Sünger, sulama kanalı, göl, deniz suyu ve havuz gibi farklı su ortamlarında test edildi ve yüzde 99,9’a kadar mikroplastik temizleme kapasitesine ulaştı. Beş kullanım döngüsünden sonra bile yüzde 95-98 oranında verimlilik sağladı. Araştırmacılar, bu yüksek yeniden kullanılabilirlik oranını “olağanüstü” olarak değerlendiriyor.
Sünger, genellikle kirlilikle mücadelede kullanılan kalamar kemiğinden elde edilen kitin ve pamuk selülozundan üretiliyor. Bu hammaddelerin uygun maliyetli ve kolay erişilebilir olması, sistemin büyük ölçekte uygulanabilirliğini artırıyor. Ayrıca, süngerin üretiminde kullanılan ekipmanların (örneğin dondurucular ve mekanik karıştırıcılar) yaygın olarak bulunabilir olması, maliyeti düşürüyor.
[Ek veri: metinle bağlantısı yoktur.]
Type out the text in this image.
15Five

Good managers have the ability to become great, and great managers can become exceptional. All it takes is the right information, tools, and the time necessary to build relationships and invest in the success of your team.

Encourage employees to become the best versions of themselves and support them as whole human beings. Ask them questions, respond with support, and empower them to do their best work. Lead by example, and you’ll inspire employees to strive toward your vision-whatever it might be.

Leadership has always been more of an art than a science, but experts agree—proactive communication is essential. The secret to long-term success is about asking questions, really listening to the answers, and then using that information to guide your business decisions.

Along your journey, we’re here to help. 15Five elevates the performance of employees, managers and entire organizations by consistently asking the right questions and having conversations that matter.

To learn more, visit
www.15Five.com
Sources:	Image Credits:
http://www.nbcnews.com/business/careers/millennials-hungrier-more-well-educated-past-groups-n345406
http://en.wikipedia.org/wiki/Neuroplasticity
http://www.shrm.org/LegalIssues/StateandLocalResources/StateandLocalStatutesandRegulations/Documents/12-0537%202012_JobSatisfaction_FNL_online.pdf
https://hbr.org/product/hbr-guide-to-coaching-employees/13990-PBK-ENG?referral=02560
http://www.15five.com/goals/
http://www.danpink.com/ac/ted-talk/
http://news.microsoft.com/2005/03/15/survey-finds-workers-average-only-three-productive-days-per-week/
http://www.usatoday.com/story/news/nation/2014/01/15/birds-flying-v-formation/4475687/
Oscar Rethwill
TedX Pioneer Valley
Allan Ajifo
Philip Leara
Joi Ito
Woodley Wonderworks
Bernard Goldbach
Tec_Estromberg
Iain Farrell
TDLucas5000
ÇAMAŞIR VE BULAŞIK MAKİNESİNDE DE KULLANILABİLİR
Araştırmacılar, süngerin endüstriyel ölçekte kullanılabilir bir modelinin birkaç yıl içinde hazır olabileceğini söylüyor. Bu malzeme, evsel veya belediye filtreleme sistemlerinde, çamaşır makinelerinde, bulaşık makinelerinde ve diğer mikroplastik kaynaklarında kullanılabilir.
Bu buluş, yalnızca su kirliliğini azaltmakla kalmayıp, aynı zamanda halk sağlığını korumada da kritik bir rol oynayabilir. Wuhan Üniversitesi’nden araştırmacılar, bu teknolojinin gelecekteki testlerden başarıyla geçmesi halinde, küresel bir sağlık krizine yanıt olabileceğini ifade ediyor.
Araştırma, Wuhan Üniversitesi tarafından gerçekleştirilmiş ve sonuçları Science Advances dergisinde yayımlanmıştır.